There is currently no cure for RP and no treatment that can stop the condition from getting worse. Researchers are looking into a number of potential treatment areas, such as gene therapy, stem cell therapy and nutritional therapy.

Since becoming a patient at Moorfields, he has run the London Marathon and held concerts and discos with his wife to fundraise for Moorfields Eye Charity.

Moorfields has been a pillar of support throughout my journey and allowed me to manage my challenges linked to sight loss. I’ve seen the charity’s critical impact on those with visual impairments and their world-leading work to combat eye disorders.

Rob Stuzer

Taking on the MDS

After listening to a talk by a work colleague who took on the MDS in 2015, Rob felt inspired and he decided to sign up himself to support Moorfields.

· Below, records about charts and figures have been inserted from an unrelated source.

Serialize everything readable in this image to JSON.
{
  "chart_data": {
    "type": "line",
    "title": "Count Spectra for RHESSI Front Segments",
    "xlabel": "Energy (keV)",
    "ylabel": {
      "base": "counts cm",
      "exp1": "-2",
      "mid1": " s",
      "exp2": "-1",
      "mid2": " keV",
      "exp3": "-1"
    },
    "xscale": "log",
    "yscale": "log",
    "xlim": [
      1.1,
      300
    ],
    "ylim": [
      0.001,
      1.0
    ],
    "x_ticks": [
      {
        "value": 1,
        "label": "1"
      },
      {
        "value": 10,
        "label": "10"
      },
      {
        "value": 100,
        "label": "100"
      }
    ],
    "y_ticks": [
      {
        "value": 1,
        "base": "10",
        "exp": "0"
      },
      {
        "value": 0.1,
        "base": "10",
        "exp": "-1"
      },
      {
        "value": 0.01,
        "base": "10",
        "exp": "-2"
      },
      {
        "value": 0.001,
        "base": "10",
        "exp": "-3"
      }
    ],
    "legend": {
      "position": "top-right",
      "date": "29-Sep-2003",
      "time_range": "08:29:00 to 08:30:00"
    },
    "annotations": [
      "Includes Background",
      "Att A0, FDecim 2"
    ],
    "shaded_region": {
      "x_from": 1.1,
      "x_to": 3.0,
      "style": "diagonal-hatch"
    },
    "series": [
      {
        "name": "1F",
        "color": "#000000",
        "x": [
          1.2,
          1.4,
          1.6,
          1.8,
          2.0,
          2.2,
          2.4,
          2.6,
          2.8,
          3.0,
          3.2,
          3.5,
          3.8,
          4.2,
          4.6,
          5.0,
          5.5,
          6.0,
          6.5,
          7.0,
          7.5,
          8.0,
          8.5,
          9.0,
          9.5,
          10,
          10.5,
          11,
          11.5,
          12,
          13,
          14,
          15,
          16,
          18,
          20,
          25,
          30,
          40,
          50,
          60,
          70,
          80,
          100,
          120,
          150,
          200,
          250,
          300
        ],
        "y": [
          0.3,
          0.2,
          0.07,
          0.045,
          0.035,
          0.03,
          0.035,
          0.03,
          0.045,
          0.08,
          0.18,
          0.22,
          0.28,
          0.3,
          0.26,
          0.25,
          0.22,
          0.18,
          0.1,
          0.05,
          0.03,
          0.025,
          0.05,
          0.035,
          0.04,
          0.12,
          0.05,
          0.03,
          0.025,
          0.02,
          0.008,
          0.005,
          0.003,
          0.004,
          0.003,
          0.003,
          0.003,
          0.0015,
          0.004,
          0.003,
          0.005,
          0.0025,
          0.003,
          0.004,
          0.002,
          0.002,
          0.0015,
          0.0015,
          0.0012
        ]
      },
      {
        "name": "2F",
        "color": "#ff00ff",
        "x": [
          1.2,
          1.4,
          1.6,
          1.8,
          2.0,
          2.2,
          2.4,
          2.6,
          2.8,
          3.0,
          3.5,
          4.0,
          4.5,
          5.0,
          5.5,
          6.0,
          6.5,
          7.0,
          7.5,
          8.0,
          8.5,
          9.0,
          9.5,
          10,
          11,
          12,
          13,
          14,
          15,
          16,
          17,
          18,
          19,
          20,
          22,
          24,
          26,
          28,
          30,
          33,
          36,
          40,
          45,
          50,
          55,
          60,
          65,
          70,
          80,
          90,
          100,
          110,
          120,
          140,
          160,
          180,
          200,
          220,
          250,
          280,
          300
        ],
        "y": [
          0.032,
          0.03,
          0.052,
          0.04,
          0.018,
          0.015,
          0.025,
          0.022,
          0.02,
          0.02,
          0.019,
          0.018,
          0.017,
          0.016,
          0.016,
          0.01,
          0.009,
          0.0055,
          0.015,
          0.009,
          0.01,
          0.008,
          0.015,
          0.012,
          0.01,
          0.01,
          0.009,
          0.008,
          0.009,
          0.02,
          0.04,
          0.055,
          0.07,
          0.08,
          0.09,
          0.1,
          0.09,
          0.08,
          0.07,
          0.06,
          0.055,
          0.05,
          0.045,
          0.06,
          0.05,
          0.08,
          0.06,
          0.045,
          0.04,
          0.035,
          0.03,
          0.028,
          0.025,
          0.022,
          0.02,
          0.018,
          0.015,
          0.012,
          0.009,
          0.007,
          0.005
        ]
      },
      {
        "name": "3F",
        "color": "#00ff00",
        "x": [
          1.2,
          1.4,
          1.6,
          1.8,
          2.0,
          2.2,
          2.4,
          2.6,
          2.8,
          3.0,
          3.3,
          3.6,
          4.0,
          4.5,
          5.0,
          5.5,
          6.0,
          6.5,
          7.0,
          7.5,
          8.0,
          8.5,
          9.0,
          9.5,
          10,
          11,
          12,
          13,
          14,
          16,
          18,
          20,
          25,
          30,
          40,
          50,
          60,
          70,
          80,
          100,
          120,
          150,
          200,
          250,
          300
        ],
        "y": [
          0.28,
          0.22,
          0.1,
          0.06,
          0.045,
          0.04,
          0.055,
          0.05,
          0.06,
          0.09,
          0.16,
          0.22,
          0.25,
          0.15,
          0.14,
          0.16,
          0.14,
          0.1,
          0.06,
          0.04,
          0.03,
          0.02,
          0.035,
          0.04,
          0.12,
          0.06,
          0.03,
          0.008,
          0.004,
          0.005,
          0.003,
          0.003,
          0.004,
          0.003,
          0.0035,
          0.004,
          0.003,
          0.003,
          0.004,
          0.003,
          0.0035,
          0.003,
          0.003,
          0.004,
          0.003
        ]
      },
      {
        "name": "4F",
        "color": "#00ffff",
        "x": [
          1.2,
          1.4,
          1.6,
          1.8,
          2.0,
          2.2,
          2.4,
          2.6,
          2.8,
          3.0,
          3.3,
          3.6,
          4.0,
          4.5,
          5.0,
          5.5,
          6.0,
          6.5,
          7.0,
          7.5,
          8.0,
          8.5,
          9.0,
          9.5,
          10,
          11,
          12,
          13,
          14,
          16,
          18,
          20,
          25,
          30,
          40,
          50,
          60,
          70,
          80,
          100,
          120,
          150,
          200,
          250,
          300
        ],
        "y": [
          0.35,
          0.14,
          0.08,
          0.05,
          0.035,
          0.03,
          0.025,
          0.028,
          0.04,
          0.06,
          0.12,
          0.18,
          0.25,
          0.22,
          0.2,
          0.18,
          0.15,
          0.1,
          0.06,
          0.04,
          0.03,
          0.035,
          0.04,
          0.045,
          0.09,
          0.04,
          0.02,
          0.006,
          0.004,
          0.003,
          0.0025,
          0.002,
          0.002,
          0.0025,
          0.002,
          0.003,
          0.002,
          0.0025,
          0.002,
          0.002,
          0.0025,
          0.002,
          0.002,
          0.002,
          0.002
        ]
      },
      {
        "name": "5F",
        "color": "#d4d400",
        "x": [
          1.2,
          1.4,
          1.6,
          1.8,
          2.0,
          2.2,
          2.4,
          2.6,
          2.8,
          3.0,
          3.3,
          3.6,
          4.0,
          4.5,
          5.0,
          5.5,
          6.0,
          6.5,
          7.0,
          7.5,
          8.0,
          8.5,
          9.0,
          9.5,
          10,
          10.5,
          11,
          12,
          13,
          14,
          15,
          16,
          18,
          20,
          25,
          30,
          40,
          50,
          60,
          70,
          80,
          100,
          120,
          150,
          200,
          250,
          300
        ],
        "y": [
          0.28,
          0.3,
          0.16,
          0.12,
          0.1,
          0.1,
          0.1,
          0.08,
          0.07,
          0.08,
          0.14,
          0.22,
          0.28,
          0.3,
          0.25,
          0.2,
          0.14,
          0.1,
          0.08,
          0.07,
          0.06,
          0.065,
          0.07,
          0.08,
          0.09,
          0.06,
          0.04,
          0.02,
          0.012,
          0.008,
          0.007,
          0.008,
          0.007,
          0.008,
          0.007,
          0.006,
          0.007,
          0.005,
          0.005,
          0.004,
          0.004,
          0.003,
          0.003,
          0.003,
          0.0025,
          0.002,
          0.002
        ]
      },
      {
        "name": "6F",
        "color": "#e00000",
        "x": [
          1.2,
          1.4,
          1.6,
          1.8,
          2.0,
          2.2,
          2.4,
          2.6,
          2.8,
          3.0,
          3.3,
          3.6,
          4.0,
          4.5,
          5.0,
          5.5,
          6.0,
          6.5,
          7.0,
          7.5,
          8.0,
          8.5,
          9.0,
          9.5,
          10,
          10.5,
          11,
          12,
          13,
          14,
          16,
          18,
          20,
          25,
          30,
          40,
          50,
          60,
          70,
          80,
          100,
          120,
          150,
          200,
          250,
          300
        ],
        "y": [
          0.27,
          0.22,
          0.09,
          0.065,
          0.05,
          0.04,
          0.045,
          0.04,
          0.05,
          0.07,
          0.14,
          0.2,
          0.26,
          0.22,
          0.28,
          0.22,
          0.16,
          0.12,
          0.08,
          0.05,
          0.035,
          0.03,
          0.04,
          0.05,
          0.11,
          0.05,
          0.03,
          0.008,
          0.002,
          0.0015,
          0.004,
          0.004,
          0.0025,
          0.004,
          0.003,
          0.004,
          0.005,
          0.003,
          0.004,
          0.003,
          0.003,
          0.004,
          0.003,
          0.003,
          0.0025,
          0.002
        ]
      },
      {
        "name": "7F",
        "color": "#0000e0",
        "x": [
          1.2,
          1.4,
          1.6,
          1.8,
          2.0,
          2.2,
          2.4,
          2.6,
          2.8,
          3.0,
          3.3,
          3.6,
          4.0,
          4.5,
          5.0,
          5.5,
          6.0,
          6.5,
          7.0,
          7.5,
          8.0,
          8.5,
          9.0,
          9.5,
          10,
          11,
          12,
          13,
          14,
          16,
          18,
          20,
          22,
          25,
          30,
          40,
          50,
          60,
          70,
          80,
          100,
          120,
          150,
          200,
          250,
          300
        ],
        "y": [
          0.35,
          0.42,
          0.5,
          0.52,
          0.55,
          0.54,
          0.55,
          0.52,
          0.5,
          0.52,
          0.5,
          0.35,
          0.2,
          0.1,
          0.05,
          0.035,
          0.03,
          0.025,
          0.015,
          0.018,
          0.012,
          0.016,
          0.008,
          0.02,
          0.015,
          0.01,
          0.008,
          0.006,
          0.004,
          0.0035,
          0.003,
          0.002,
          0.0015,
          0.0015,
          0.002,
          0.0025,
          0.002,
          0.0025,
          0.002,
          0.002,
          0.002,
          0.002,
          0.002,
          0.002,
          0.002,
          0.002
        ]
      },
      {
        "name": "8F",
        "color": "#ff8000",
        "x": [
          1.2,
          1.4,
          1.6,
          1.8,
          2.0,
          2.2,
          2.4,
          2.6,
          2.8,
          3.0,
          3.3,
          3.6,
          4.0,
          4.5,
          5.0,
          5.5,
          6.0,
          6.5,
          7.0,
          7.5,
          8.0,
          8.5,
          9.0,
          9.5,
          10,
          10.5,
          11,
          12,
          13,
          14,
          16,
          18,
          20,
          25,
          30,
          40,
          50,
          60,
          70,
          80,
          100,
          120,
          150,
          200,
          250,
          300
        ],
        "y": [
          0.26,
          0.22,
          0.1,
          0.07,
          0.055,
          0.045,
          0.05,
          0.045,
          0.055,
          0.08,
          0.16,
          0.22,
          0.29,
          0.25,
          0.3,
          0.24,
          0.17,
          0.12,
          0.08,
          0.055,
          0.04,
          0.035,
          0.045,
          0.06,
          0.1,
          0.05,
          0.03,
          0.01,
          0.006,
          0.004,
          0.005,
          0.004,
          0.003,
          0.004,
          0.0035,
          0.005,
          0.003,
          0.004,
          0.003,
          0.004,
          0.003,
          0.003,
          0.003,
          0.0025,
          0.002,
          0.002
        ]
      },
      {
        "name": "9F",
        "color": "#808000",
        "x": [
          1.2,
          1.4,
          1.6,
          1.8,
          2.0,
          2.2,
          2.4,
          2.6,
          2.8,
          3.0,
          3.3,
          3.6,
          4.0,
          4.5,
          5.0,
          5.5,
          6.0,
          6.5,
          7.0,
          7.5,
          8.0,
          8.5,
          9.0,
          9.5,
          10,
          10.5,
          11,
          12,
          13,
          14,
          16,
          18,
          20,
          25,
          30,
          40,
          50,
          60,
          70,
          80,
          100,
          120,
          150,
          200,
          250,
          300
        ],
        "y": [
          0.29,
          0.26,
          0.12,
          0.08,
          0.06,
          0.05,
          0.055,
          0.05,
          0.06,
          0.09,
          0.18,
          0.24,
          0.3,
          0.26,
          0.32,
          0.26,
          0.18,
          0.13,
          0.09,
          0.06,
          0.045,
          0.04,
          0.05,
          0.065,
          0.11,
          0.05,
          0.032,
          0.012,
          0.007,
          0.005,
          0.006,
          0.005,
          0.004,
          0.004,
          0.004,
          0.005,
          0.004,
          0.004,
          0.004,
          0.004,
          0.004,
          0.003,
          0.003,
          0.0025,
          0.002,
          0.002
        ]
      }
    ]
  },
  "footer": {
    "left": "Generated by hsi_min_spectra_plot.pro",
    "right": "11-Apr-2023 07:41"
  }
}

Rob with his arms in the air in the middle of desert

Rob Stuzer, number 571

If I can do something good for myself by undertaking this challenge and in doing so, help such a great charity assist in bettering the lives of so many others in such life-changing ways, it seems to me like a win-win!

Rob Stuzer

Frustratingly, Rob acquired a hamstring injury during his Brighton Marathon but he managed this well as he trained in advance of the event. 

He mixed yoga with cardio sessions, and had a running coach who previously won the MDS so he was in good hands.

Two men running down a dirt track surrounded by trees and shrubs

Rob on a training run before the main event

The big race

Unfortunately, in the run-up to the event, Rob’s friend became injured, leaving him to go ahead alone. He said this caused him to think about the challenge in a whole new way’. 

The first few days consisted of running between 32km and 87km over sand dunes, through sand storms and over mountains (jebels).

We were collectively able to laugh our way through the pain and the reality of our feet disintegrating on a daily basis whilst feeding ourselves various freeze dried foods to give us the strength to get up and do it all again the next day.

Day 4 was Rob’s toughest stage. He was required to run 87km through the night. Unable to see and disorientated from heat exhaustion, he recalls the desire to quit being overwhelming’.

But he was able to push through. The last day of the race was marathon-distance and finally, Rob finished the epic race, receiving a medal, a shower and some much-deserved food. 

Photo of two men standing in front of finish of Marathon smiling

Rob (right) at the finish of the Marathon Des Sables!

Rob, we think you are a superstar- we’re so impressed that you completed this challenge of a lifetime. Thank you for choosing to support Moorfields.